President's New Freedom Commission on Mental Health Excerpt

Personal Health Information Systems Can Help Consumers Manage Their Own Care

The Commission found that the general public can now access a great deal of valuable health information through the Internet. Most consumers and families want up-to-date information about the symptoms and mental disorders with which they are dealing, as well as information on effective treatments and supportive services. But today, reliable information is not always available when and how people need it most, and it is not readily or universally accessible to all Americans. Consumers should have the choice and capability to obtain, store, and share their personal health information.

Systems are already available to support access to Internet assessment services and health information sources in order to build a personalized health information library. Consumers can use these systems as research tools to:

  • Evaluate the quality of care provided,
  • Participate in on-line support groups,
  • Evaluate best practices,
  • Learn about the most recent treatment breakthroughs, and
  • Determine how to best use resources they manage.

Consumers should have the choice and capability to obtain, store, and share their personal health information.

The Network of Care for Mental Health, an individualized mental health resource Web site, provides a model for how consumers can use Internet technology to find pertinent mental health information; identify available services, supports, and community resources; and keep personal records on secure computer servers. (See Figure 6-2.)

Figure 6-2. Model Program: Individualized Mental Health Resource Web Site

Program Network of Care for Mental Health
Goal To help ensure "No Wrong Door" exists for those who need mental health services.
Features The user-friendly Web site enables consumers and families to find pertinent mental health information; identify available services, supports, and community resources; and keep personal records on secure servers. Consumers and families can search the site's comprehensive Service Directory - by age group, diagnosis, program or agency name, key word, or by using the 20-category menu-for mental health treatment and supportive services provided by the county and other organizations. The site also offers up-to-date information about diagnoses, insurance, and advocacy, as well as daily news from around the world concerning mental health.
Biggest challenge Gathering and organizing an enormous amount of information while making it easily accessible to Network of Care for Mental Health Web site users represents the major challenge.
How other organizations can adopt The Network of Care Web site can be easily and cost-effectively replicated in any location because the entire infrastructure - and many of the data components; e.g., the library and national links - are identical from one region to another. Only certain county-specific data (e.g., available mental health treatment and support services) must be developed for each new site.
Sites The San Diego Network of Care for Mental Health Web site was launched April 30, 2003; another is now being developed for Los Angeles County, California.
Web site http://www.networkofcare.org

Consumers and families must be assured that their privacy and the confidentiality of their health information are well protected. If health care systems do not make substantial, front-end, ongoing investments to protect privacy, electronic health information systems are doomed to fail. Existing Federal regulations that balance privacy protections and the need for shared information within the health system, such as the Health Insurance Portability and Accountability Act (HIPAA), must be constantly re-examined to ensure that they adequately address both provider and consumer needs.

If health care systems do not make substantial, front-end, ongoing investments to protect privacy, electronic health information systems are doomed to fail.

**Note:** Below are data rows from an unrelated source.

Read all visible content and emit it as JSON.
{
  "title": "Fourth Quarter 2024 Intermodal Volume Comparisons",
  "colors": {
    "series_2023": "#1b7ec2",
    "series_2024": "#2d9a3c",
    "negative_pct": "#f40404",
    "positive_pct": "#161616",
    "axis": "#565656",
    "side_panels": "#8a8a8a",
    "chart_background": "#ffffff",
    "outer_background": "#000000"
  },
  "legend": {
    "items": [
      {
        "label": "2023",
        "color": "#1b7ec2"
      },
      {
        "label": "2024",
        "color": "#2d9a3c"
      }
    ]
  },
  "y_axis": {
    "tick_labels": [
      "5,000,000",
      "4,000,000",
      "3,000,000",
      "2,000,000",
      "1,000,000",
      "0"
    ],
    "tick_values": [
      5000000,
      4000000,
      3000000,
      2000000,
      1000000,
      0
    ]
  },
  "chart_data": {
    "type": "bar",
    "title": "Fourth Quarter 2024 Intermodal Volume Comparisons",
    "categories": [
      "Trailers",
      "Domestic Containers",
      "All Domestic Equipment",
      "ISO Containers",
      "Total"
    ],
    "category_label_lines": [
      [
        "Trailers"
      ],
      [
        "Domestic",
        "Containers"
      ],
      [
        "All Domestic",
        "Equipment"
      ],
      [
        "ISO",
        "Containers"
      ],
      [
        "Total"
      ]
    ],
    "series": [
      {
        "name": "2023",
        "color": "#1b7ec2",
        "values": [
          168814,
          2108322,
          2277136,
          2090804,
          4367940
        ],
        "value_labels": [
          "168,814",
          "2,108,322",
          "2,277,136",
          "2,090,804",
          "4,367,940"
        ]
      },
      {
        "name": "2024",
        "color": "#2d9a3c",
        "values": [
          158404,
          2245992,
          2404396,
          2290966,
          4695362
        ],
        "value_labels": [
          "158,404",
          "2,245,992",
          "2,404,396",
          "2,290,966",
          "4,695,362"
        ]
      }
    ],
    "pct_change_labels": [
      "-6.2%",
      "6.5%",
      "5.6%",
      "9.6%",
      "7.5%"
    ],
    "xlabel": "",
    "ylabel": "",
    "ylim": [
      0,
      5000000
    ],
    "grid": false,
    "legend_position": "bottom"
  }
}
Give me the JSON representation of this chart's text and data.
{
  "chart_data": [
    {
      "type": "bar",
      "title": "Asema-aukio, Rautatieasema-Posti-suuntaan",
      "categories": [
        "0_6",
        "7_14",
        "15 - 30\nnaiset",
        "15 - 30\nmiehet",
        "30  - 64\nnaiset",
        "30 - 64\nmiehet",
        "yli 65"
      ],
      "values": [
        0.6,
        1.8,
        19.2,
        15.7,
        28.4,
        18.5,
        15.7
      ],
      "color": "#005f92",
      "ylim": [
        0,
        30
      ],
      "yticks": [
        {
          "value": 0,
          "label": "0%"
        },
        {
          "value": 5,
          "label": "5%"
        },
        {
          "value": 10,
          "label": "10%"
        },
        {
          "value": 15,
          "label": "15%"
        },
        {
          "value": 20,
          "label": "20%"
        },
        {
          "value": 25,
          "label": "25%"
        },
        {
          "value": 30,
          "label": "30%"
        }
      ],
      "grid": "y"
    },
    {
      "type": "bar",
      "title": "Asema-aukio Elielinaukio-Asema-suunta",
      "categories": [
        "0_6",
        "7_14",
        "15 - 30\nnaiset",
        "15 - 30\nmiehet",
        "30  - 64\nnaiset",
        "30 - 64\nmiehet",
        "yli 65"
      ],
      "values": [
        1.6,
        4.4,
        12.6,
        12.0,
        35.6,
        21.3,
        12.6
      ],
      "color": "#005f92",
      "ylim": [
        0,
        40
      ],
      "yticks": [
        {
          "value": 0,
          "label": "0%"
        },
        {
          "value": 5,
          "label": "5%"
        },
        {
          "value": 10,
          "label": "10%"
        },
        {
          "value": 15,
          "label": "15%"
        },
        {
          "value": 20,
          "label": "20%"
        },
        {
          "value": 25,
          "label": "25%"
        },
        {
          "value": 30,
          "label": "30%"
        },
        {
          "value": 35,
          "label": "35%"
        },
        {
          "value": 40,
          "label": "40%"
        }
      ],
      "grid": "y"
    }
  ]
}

The Commission recommends that HHS and VA lead a public-private effort to create and promote use of software for Internet access to privacy-protected, personal health information that consumers maintain and control. Consumers and families must be involved in designing, evaluating, and implementing the system that would enable them to personalize their records. The software and training should enable consumers to personalize their health information record through links to key portions of their health records, local consumer support groups, self-care trackers, advance directives, and directories of local service providers located in or near their own ZIP Codes. This personal health information system should include the following elements:

  • Electronic copies of key portions of individual health information, including records from health care providers, laboratories, and pharmacies; personal health trackers; and advance directives, care reminders, and self-entered health information;
  • Access to Internet assessment services and health information sources so that they can build a personalized health information library;
  • Interface with a wide range of services and programs, including prescription, appointment scheduling and reminders, medication refills, participation in consumer and support groups, and alerts to new research findings and projects;
  • Availability to the general public, consumers, and families; and
  • Universal design to ensure access for people with sensory perceptual and physical disabilities and availability in a broad range of multilingual formats.